Despite the flat result, the interim dividend to the ORC rose from $3.5 million a year ago to $3.6 million.
For the six months to December, Port Otago group revenue was down from $52.3 million a year ago to $44.3 million and profit declined from $10.3 million to $8.3 million.
There were several issues during the period, being a slower start to the container season, lower volumes of export logs, overall 9% less imports and exports and less of a contribution from subsidiary Chalmers Properties land sales, down from $8.8 million to $384,000.
''The second half of the year will be stronger from the dairy, meat and apples to come through,'' Mr Faulkner said.
He said investment property rentals had increased by 4% to $6.8 million.
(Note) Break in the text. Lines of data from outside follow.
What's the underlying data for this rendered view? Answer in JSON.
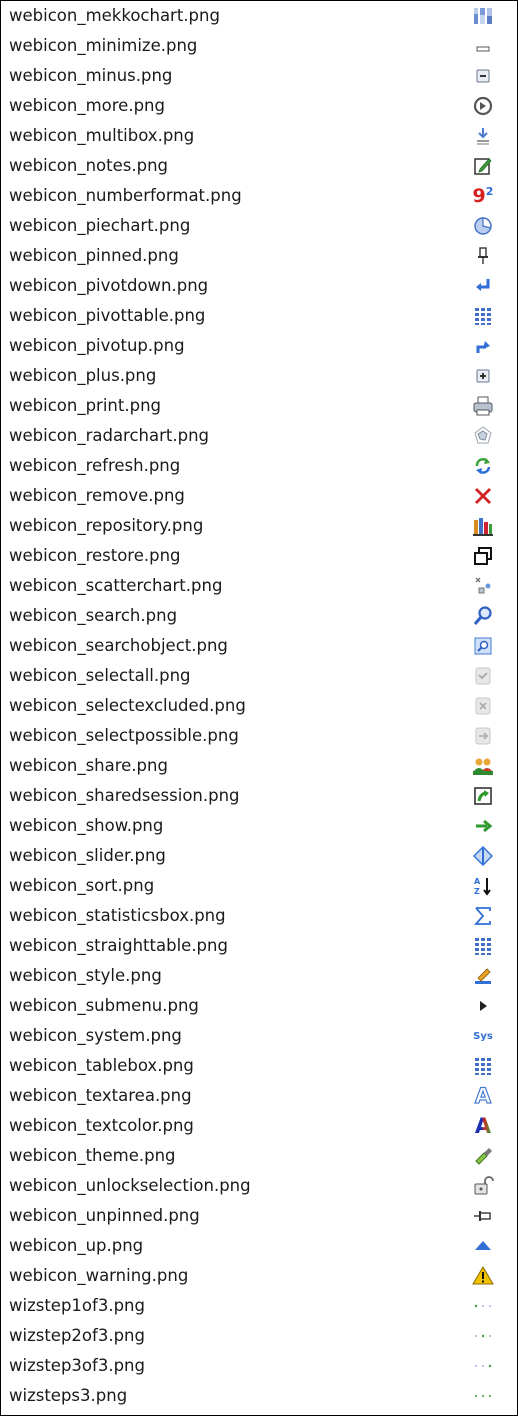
{
  "rows": [
    {
      "label": "webicon_mekkochart.png",
      "icon": "mekko-chart-icon"
    },
    {
      "label": "webicon_minimize.png",
      "icon": "minimize-icon"
    },
    {
      "label": "webicon_minus.png",
      "icon": "minus-icon"
    },
    {
      "label": "webicon_more.png",
      "icon": "more-icon"
    },
    {
      "label": "webicon_multibox.png",
      "icon": "multibox-icon"
    },
    {
      "label": "webicon_notes.png",
      "icon": "notes-icon"
    },
    {
      "label": "webicon_numberformat.png",
      "icon": "number-format-icon"
    },
    {
      "label": "webicon_piechart.png",
      "icon": "pie-chart-icon"
    },
    {
      "label": "webicon_pinned.png",
      "icon": "pinned-icon"
    },
    {
      "label": "webicon_pivotdown.png",
      "icon": "pivot-down-icon"
    },
    {
      "label": "webicon_pivottable.png",
      "icon": "pivot-table-icon"
    },
    {
      "label": "webicon_pivotup.png",
      "icon": "pivot-up-icon"
    },
    {
      "label": "webicon_plus.png",
      "icon": "plus-icon"
    },
    {
      "label": "webicon_print.png",
      "icon": "print-icon"
    },
    {
      "label": "webicon_radarchart.png",
      "icon": "radar-chart-icon"
    },
    {
      "label": "webicon_refresh.png",
      "icon": "refresh-icon"
    },
    {
      "label": "webicon_remove.png",
      "icon": "remove-icon"
    },
    {
      "label": "webicon_repository.png",
      "icon": "repository-icon"
    },
    {
      "label": "webicon_restore.png",
      "icon": "restore-icon"
    },
    {
      "label": "webicon_scatterchart.png",
      "icon": "scatter-chart-icon"
    },
    {
      "label": "webicon_search.png",
      "icon": "search-icon"
    },
    {
      "label": "webicon_searchobject.png",
      "icon": "search-object-icon"
    },
    {
      "label": "webicon_selectall.png",
      "icon": "select-all-icon"
    },
    {
      "label": "webicon_selectexcluded.png",
      "icon": "select-excluded-icon"
    },
    {
      "label": "webicon_selectpossible.png",
      "icon": "select-possible-icon"
    },
    {
      "label": "webicon_share.png",
      "icon": "share-icon"
    },
    {
      "label": "webicon_sharedsession.png",
      "icon": "shared-session-icon"
    },
    {
      "label": "webicon_show.png",
      "icon": "show-icon"
    },
    {
      "label": "webicon_slider.png",
      "icon": "slider-icon"
    },
    {
      "label": "webicon_sort.png",
      "icon": "sort-icon"
    },
    {
      "label": "webicon_statisticsbox.png",
      "icon": "statistics-box-icon"
    },
    {
      "label": "webicon_straighttable.png",
      "icon": "straight-table-icon"
    },
    {
      "label": "webicon_style.png",
      "icon": "style-icon"
    },
    {
      "label": "webicon_submenu.png",
      "icon": "submenu-icon"
    },
    {
      "label": "webicon_system.png",
      "icon": "system-icon",
      "icon_text": "Sys"
    },
    {
      "label": "webicon_tablebox.png",
      "icon": "table-box-icon"
    },
    {
      "label": "webicon_textarea.png",
      "icon": "text-area-icon",
      "icon_text": "A"
    },
    {
      "label": "webicon_textcolor.png",
      "icon": "text-color-icon",
      "icon_text": "A"
    },
    {
      "label": "webicon_theme.png",
      "icon": "theme-icon"
    },
    {
      "label": "webicon_unlockselection.png",
      "icon": "unlock-selection-icon"
    },
    {
      "label": "webicon_unpinned.png",
      "icon": "unpinned-icon"
    },
    {
      "label": "webicon_up.png",
      "icon": "up-icon"
    },
    {
      "label": "webicon_warning.png",
      "icon": "warning-icon"
    },
    {
      "label": "wizstep1of3.png",
      "icon": "wizard-step-1-of-3-icon"
    },
    {
      "label": "wizstep2of3.png",
      "icon": "wizard-step-2-of-3-icon"
    },
    {
      "label": "wizstep3of3.png",
      "icon": "wizard-step-3-of-3-icon"
    },
    {
      "label": "wizsteps3.png",
      "icon": "wizard-steps-3-icon"
    }
  ],
  "number_format_icon": {
    "digit": "9",
    "exponent": "2"
  },
  "colors": {
    "text": "#1a1a1a",
    "border": "#000000",
    "accent_blue": "#2f6fd6",
    "remove_red": "#d42020",
    "refresh_green": "#3aa23a",
    "warning_yellow": "#f2c200"
  }
}
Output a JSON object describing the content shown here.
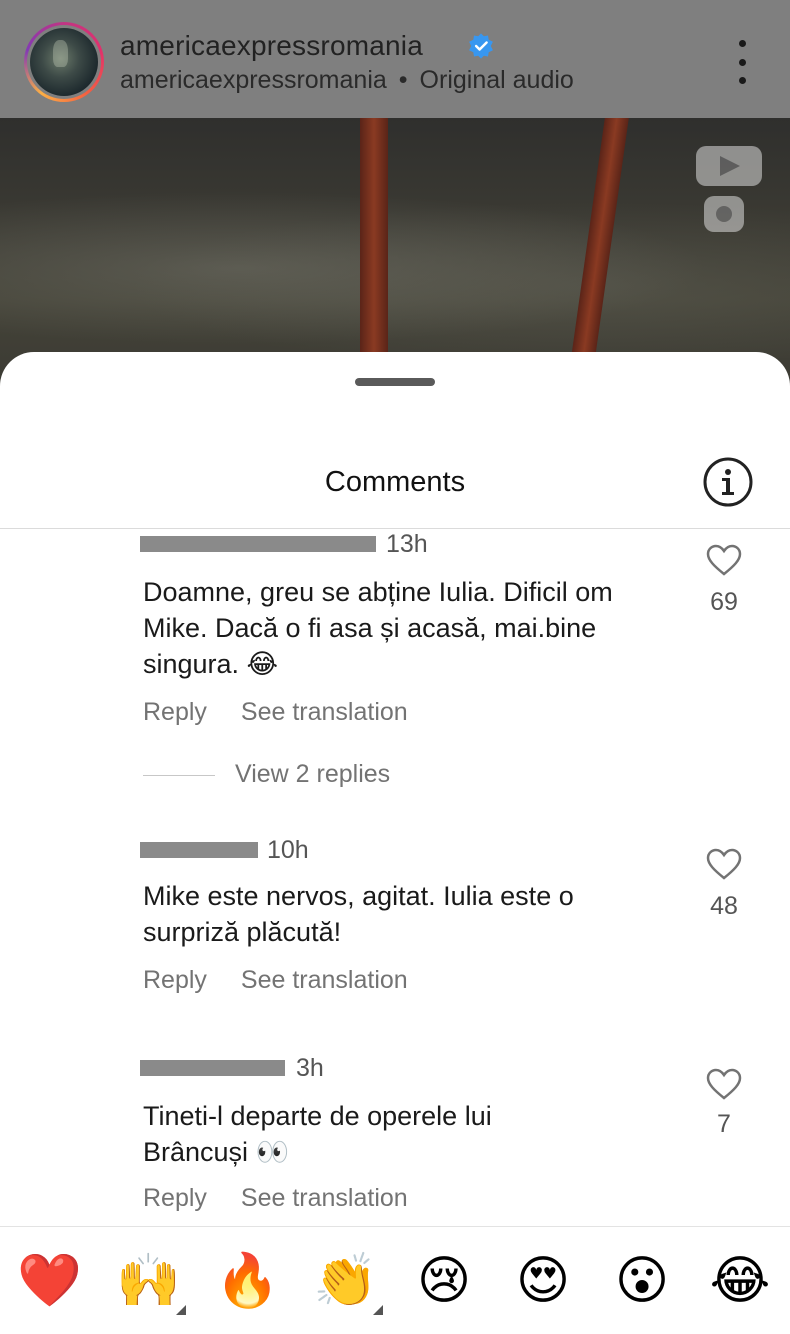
{
  "header": {
    "account_name": "americaexpressromania",
    "sub_account": "americaexpressromania",
    "separator": "•",
    "audio_label": "Original audio"
  },
  "sheet": {
    "title": "Comments"
  },
  "comments": [
    {
      "time": "13h",
      "text": "Doamne, greu se abține Iulia.  Dificil om Mike. Dacă o fi asa și acasă, mai.bine singura. 😂",
      "reply_label": "Reply",
      "translate_label": "See translation",
      "likes": "69",
      "view_replies": "View 2 replies"
    },
    {
      "time": "10h",
      "text": "Mike este nervos, agitat. Iulia este o surpriză plăcută!",
      "reply_label": "Reply",
      "translate_label": "See translation",
      "likes": "48"
    },
    {
      "time": "3h",
      "text": "Tineti-l departe de operele lui Brâncuși 👀",
      "reply_label": "Reply",
      "translate_label": "See translation",
      "likes": "7"
    }
  ],
  "emoji_bar": [
    {
      "icon": "red-heart",
      "glyph": "❤️"
    },
    {
      "icon": "raising-hands",
      "glyph": "🙌"
    },
    {
      "icon": "fire",
      "glyph": "🔥"
    },
    {
      "icon": "clapping-hands",
      "glyph": "👏"
    },
    {
      "icon": "crying-face",
      "glyph": "😢"
    },
    {
      "icon": "heart-eyes",
      "glyph": "😍"
    },
    {
      "icon": "surprised-face",
      "glyph": "😮"
    },
    {
      "icon": "tears-of-joy",
      "glyph": "😂"
    }
  ],
  "colors": {
    "verified": "#3897f0",
    "secondary_text": "#737373",
    "header_bg": "#7f7f7f"
  }
}
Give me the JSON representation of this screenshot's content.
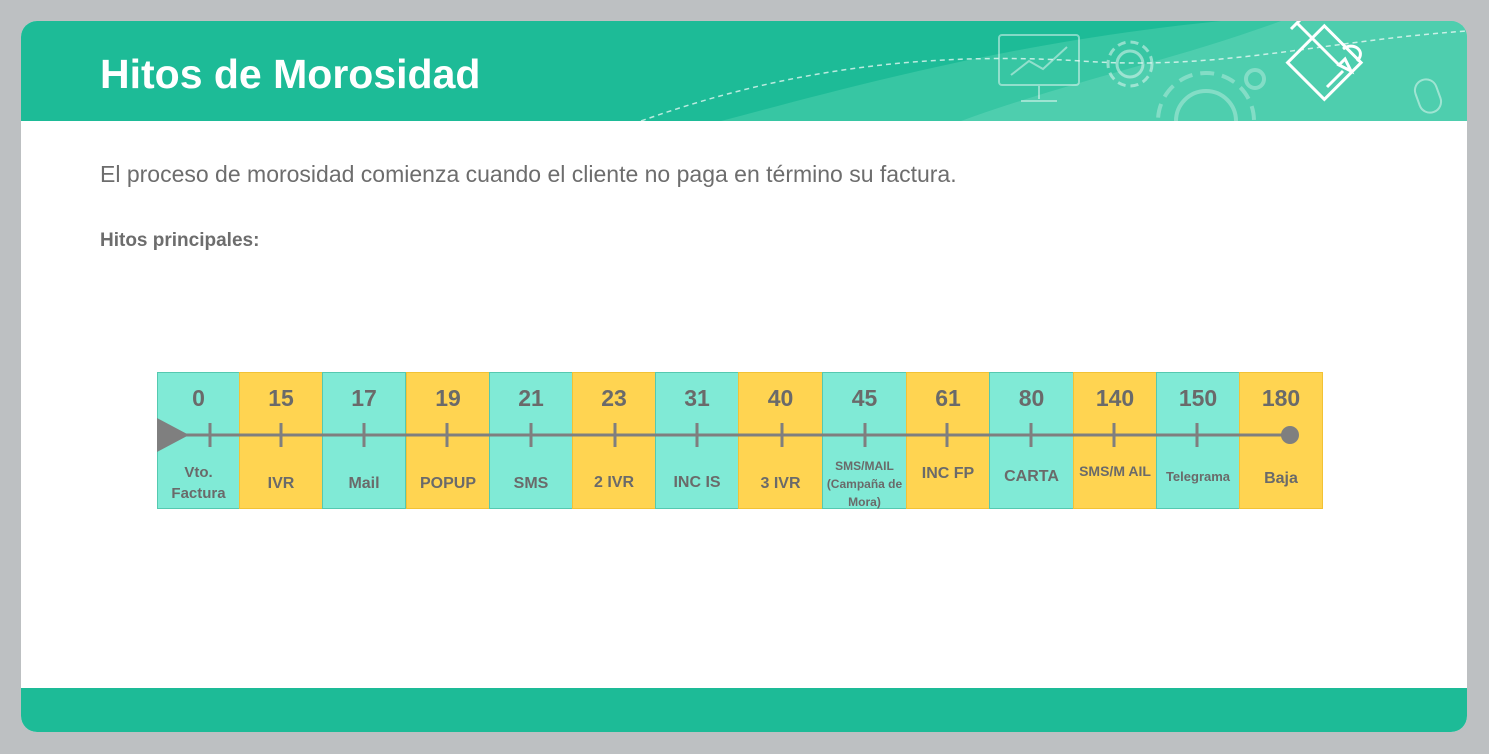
{
  "header": {
    "title": "Hitos de Morosidad"
  },
  "intro_text": "El proceso de morosidad comienza cuando el cliente no paga en término su factura.",
  "subtitle": "Hitos principales:",
  "header_icons": [
    "presentation-icon",
    "gear-icon",
    "gears-icon",
    "document-edit-icon",
    "mouse-icon"
  ],
  "colors": {
    "brand_green": "#1dbb97",
    "cell_mint": "#80ead6",
    "cell_yellow": "#ffd451",
    "text_gray": "#6d6d6d",
    "axis_gray": "#7f7f7f",
    "background": "#bdc0c2"
  },
  "timeline": [
    {
      "day": "0",
      "label": "Vto. Factura",
      "color": "mint"
    },
    {
      "day": "15",
      "label": "IVR",
      "color": "yellow"
    },
    {
      "day": "17",
      "label": "Mail",
      "color": "mint"
    },
    {
      "day": "19",
      "label": "POPUP",
      "color": "yellow"
    },
    {
      "day": "21",
      "label": "SMS",
      "color": "mint"
    },
    {
      "day": "23",
      "label": "2 IVR",
      "color": "yellow"
    },
    {
      "day": "31",
      "label": "INC IS",
      "color": "mint"
    },
    {
      "day": "40",
      "label": "3 IVR",
      "color": "yellow"
    },
    {
      "day": "45",
      "label": "SMS/MAIL (Campaña de Mora)",
      "color": "mint"
    },
    {
      "day": "61",
      "label": "INC FP",
      "color": "yellow"
    },
    {
      "day": "80",
      "label": "CARTA",
      "color": "mint"
    },
    {
      "day": "140",
      "label": "SMS/M AIL",
      "color": "yellow"
    },
    {
      "day": "150",
      "label": "Telegrama",
      "color": "mint"
    },
    {
      "day": "180",
      "label": "Baja",
      "color": "yellow"
    }
  ]
}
He highlighted more Hamilton land sales on 8.4ha were coming to fruition and hoped payments of $30 million would be ''triggered'' before the end of the financial year, in June.
Also, there was 3.3ha of pre-sold land expected to be settled in 2019-20.
Chalmers Properties land in Dunedin had fallen to below 50% to 47% of its entire portfolio.
Cr Michael Laws asked if that meant Port Otago had lost confidence in Dunedin property.
Mr Faulkner said ''No'', it was that long-term lessees who wanted to redevelop their properties had purchased land from Chalmers Properties.
Profits from land sales would not necessarily be reinvested back into Dunedin, but across the subsidiary's entire portfolio, Mr Faulkner said.
Cr Ella Lawton asked, given noise complaints and other issues the community faced, whether there were any ''limits to growth'' or point at which Port Otago would ''call it quits for the sake of the community''.
Mr Faulkner said there was already a growth restraint in place.
''It's geophysical, we're restricted by what [land] is there,'' he said.
Mr Faulkner said he expected cargo volumes would would recover in the second half, to slightly higher than last year, but cautioned that depended on the ''grass curve'' and weather conditions for the primary sector.
Ships calling for the six months edged beyond 250, including 100 container ships, 43 cruise ships and the balance in an increasing number of bulk cargo ships.
While exports and imports on average were down 9% each, the transhipment of containers at Port Chalmers, ship-to-ship, was up 39%, from 12,000 to 17,000.